Asked by Anonymous
Why, thank you! And… well, I don’t know about readable but as for your quesiton, there’s a lot of reasons why i don’t like DA:O. Without getting into an extended critique, I take issue with a lot of the characterization, pacing, poor manifestation & over-extended world building, subversive sexism (Points for not being overt, but still). But, really, I just don’t like high fantasy.
Not judging anyone who does like it, but dragons, castle sieges, big burly men in rusted, bloody armor, and unsubtle good VS evil conflicts on a continental scale are just really too trod out to interest me. And it’s long. It’s so very long. There are so many things that happen that I just don’t much care about, and they all happen slowly.
DA2, however, has a completely different narrative structure. It’s not going to be more “awesome”, so to speak, because it’s not trying to awe you wit the great gravity of the situation.

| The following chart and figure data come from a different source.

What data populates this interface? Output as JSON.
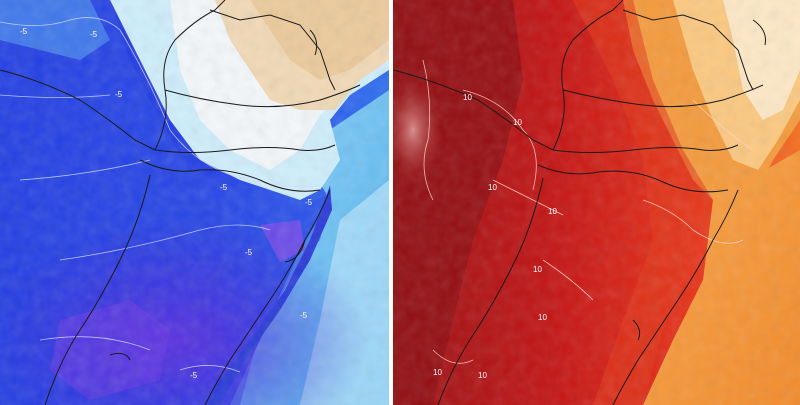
{
  "left_panel": {
    "contour_labels": [
      "-5",
      "-5",
      "-5",
      "-5",
      "-5",
      "-5",
      "-5",
      "-5"
    ]
  },
  "right_panel": {
    "contour_labels": [
      "10",
      "10",
      "10",
      "10",
      "10",
      "10",
      "10",
      "10"
    ]
  },
  "colors": {
    "cold_deep": "#3b1fd6",
    "cold_mid": "#1c4be8",
    "cold_light": "#5ab6f2",
    "cold_pale": "#cfeefc",
    "cold_white": "#f4f8fa",
    "cold_tan": "#f0d3a8",
    "warm_dark": "#8e0e12",
    "warm_mid": "#cc1414",
    "warm_orange": "#f0641a",
    "warm_light": "#f9a64a",
    "warm_pale": "#fde8c6"
  }
}
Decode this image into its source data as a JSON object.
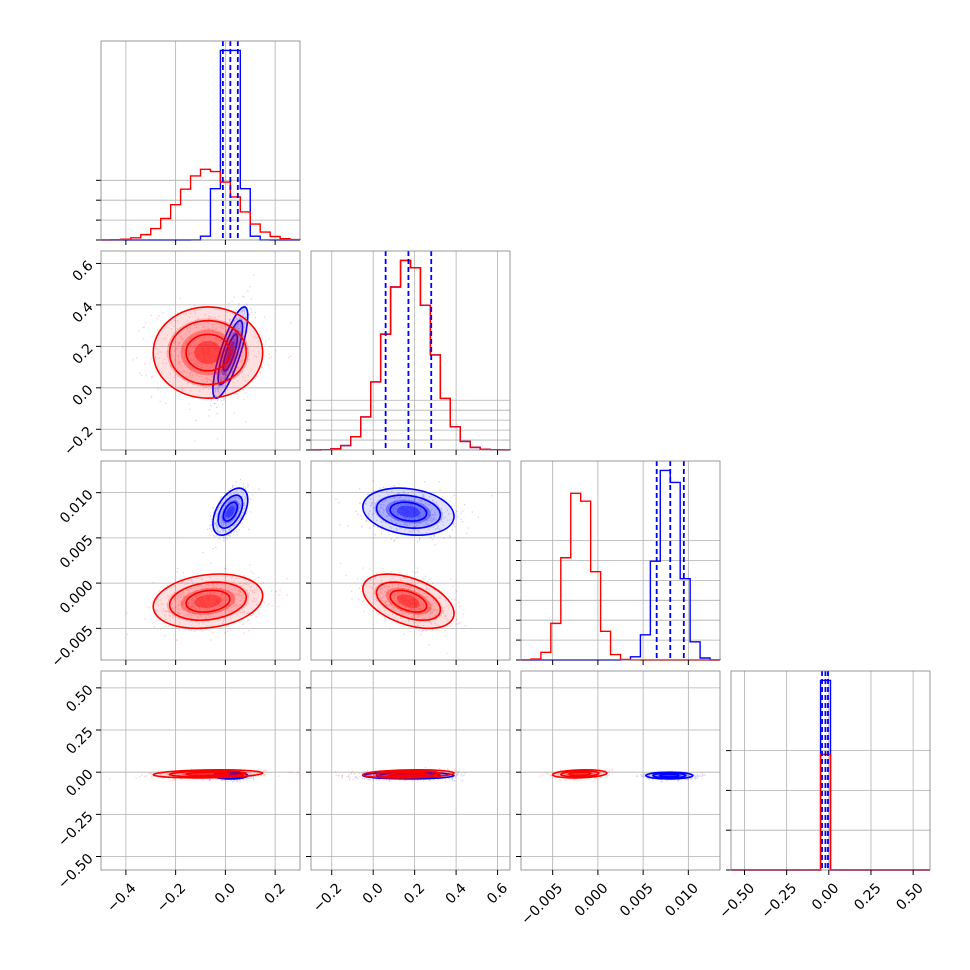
{
  "colors": {
    "series_a": "#ff0000",
    "series_b": "#0000ff",
    "grid": "#b0b0b0",
    "frame": "#808080"
  },
  "chart_data": {
    "type": "corner",
    "n_params": 4,
    "grid": true,
    "series": [
      {
        "color": "#0000ff",
        "means": [
          0.02,
          0.17,
          0.0079,
          -0.02
        ],
        "sds": [
          0.035,
          0.11,
          0.0013,
          0.01
        ],
        "corr": [
          0.8,
          -0.2,
          0.5,
          0.0
        ]
      },
      {
        "color": "#ff0000",
        "means": [
          -0.07,
          0.17,
          -0.002,
          -0.01
        ],
        "sds": [
          0.11,
          0.11,
          0.0015,
          0.012
        ],
        "corr": [
          0.0,
          -0.45,
          0.2,
          0.2
        ]
      }
    ],
    "quantile_lines": {
      "color": "#0000ff",
      "style": "dashed",
      "values": [
        [
          -0.01,
          0.02,
          0.05
        ],
        [
          0.06,
          0.17,
          0.28
        ],
        [
          0.0065,
          0.008,
          0.0095
        ],
        [
          -0.04,
          -0.02,
          -0.005
        ]
      ]
    },
    "params": [
      {
        "range": [
          -0.5,
          0.3
        ],
        "ticks": [
          -0.4,
          -0.2,
          0.0,
          0.2
        ],
        "tick_labels": [
          "−0.4",
          "−0.2",
          "0.0",
          "0.2"
        ]
      },
      {
        "range": [
          -0.3,
          0.66
        ],
        "ticks": [
          -0.2,
          0.0,
          0.2,
          0.4,
          0.6
        ],
        "tick_labels": [
          "−0.2",
          "0.0",
          "0.2",
          "0.4",
          "0.6"
        ]
      },
      {
        "range": [
          -0.0085,
          0.0135
        ],
        "ticks": [
          -0.005,
          0.0,
          0.005,
          0.01
        ],
        "tick_labels": [
          "−0.005",
          "0.000",
          "0.005",
          "0.010"
        ]
      },
      {
        "range": [
          -0.58,
          0.6
        ],
        "ticks": [
          -0.5,
          -0.25,
          0.0,
          0.25,
          0.5
        ],
        "tick_labels": [
          "−0.50",
          "−0.25",
          "0.00",
          "0.25",
          "0.50"
        ]
      }
    ],
    "diag_ticks": [
      [
        0.0,
        0.1,
        0.2,
        0.3
      ],
      [
        0.0,
        0.05,
        0.1,
        0.15,
        0.2,
        0.25
      ],
      [
        0.0,
        0.1,
        0.2,
        0.3,
        0.4,
        0.5,
        0.6
      ],
      [
        0.0,
        0.2,
        0.4,
        0.6
      ]
    ]
  }
}
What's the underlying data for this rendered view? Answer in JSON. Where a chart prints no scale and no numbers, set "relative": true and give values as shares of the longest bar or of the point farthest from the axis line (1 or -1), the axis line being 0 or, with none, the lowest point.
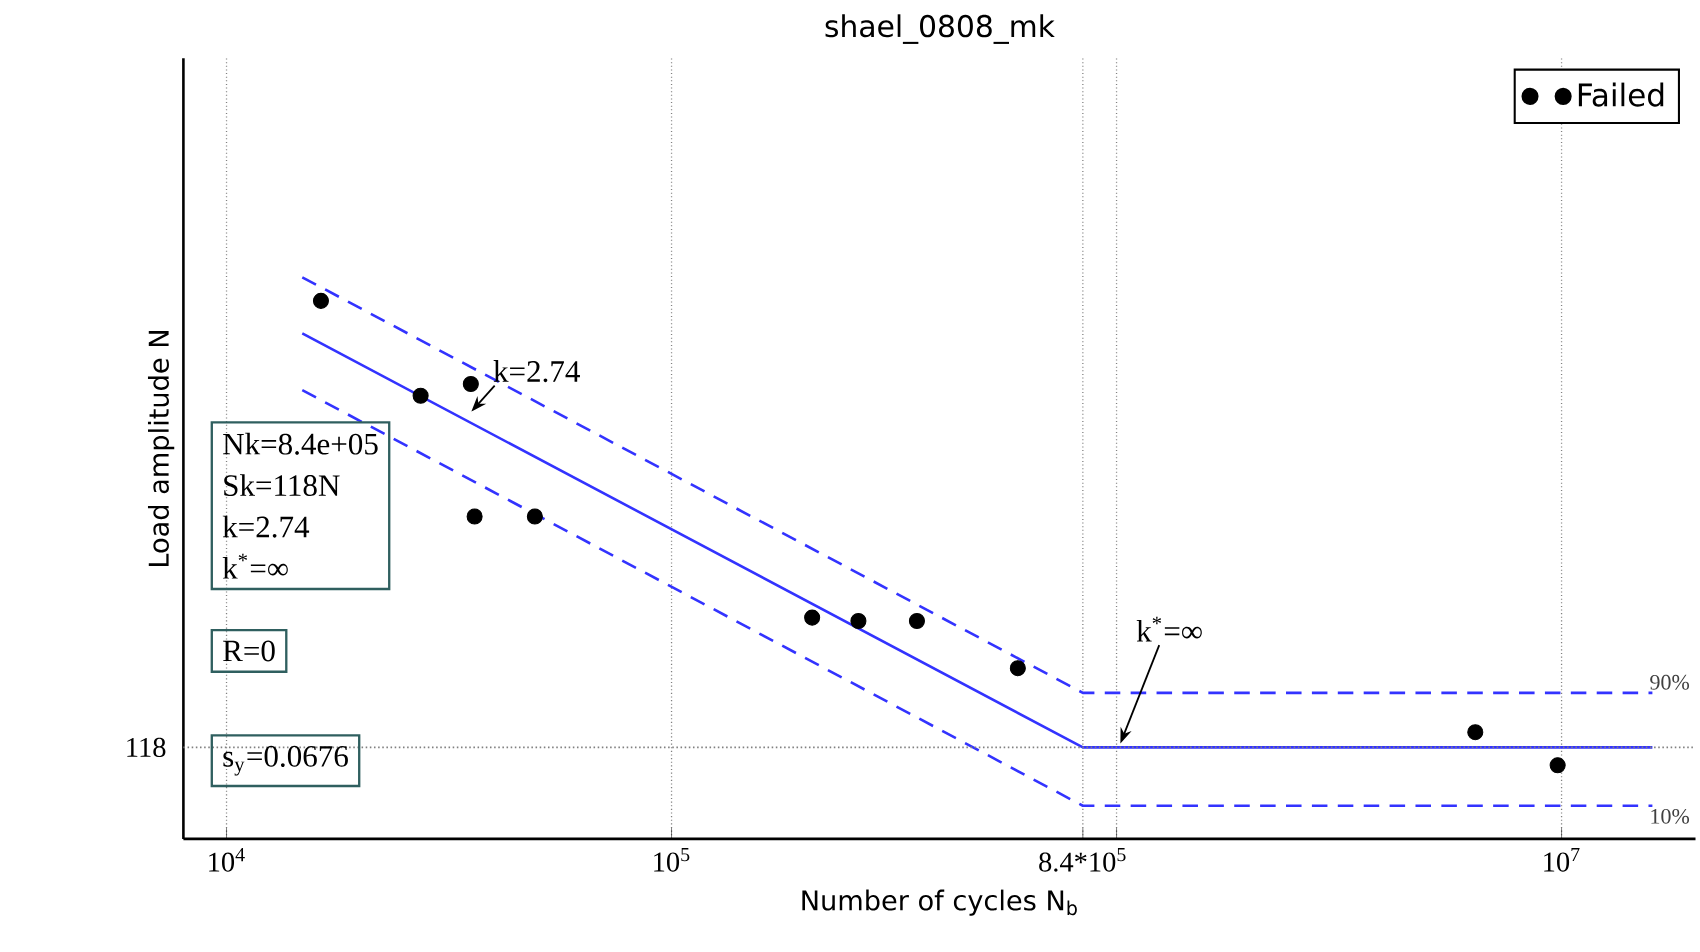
{
  "chart_data": {
    "type": "line",
    "title": "shael_0808_mk",
    "xlabel": "Number of cycles N$_{b}$",
    "ylabel": "Load amplitude N",
    "relative": true,
    "log": "x",
    "grid": "x",
    "legend": "top right",
    "xlim": [
      8000,
      20000000
    ],
    "xticks": [
      {
        "value": 10000,
        "label": "10$^{4}$"
      },
      {
        "value": 100000,
        "label": "10$^{5}$"
      },
      {
        "value": 840000,
        "label": "8.4*10$^{5}$"
      },
      {
        "value": 1000000,
        "label": null
      },
      {
        "value": 10000000,
        "label": "10$^{7}$"
      }
    ],
    "series": [
      {
        "name": "Failed",
        "type": "scatter",
        "marker": "circle",
        "color": "#000000",
        "x": [
          16300,
          27300,
          35400,
          36100,
          49300,
          207000,
          263000,
          356000,
          600000,
          6400000,
          9800000
        ],
        "values": [
          0.958,
          0.789,
          0.81,
          0.574,
          0.574,
          0.394,
          0.388,
          0.388,
          0.304,
          0.19,
          0.131
        ]
      },
      {
        "line_style": "solid",
        "color": "#3333ff",
        "x": [
          14800,
          840000,
          16000000
        ],
        "values": [
          0.9,
          0.163,
          0.163
        ]
      },
      {
        "name": "90%",
        "line_style": "dashed",
        "color": "#3333ff",
        "x": [
          14800,
          840000,
          16000000
        ],
        "values": [
          1.0,
          0.26,
          0.26
        ]
      },
      {
        "name": "10%",
        "line_style": "dashed",
        "color": "#3333ff",
        "x": [
          14800,
          840000,
          16000000
        ],
        "values": [
          0.799,
          0.059,
          0.059
        ]
      }
    ],
    "ref_lines": [
      {
        "axis": "y",
        "value": 0.163,
        "color": "#808080",
        "line_style": "dotted"
      }
    ],
    "annotations": [
      {
        "text": "k=2.74",
        "x": 35500,
        "y": 0.761
      },
      {
        "text": "k$^{*}$=∞",
        "x": 1020000,
        "y": 0.17
      },
      "Nk=8.4e+05",
      "Sk=118N",
      "k=2.74",
      "k$^{*}$=∞",
      "R=0",
      "s$_{y}$=0.0676",
      "118"
    ]
  }
}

It’s constructed on a more intimate scale, and is a muchhh shorter game. It’s low fantasy, which I adore; no good VS evil, lacking in many epic fantasy storytelling conventions, no end of the world in sight but that doesn’t mean that individual stakes aren’t high, and that your actions don’t have ramifications beyond a personal level. I felt Thedas finally clicked as a world, instead of just a map; concepts which were flubbed or glossed over in the first game are made more apparent & explored better. There’s also some deconstruction of the very concept and creation of the hero, and the heroic epic that you get in the second that’s absent in the first, so if you’re into that that’s great (which, personally, I am! Because I like my moderns post- if you know what I’m saying and—shit if you don’t that’s okay I don’t know what I’m saying either don’t worry about it let’s forget that everything in these parentheses ever happened).
The episodic nature of it also appeals to me, it seems like a series of digestable anecdotes that show you what’s you’re about, what’s changing, and what’s going to change if you do good, and what’ll change if you mess this shit up. Countries, cities, empires rise and fall, and unless you’re living in them, unless you have a place or a connection, that don’t mean shit to you. That’s a huge failing of high fantasy, I feel, you can never get a good sense of “what do I really lose if I lose?”—besides the game, I mean.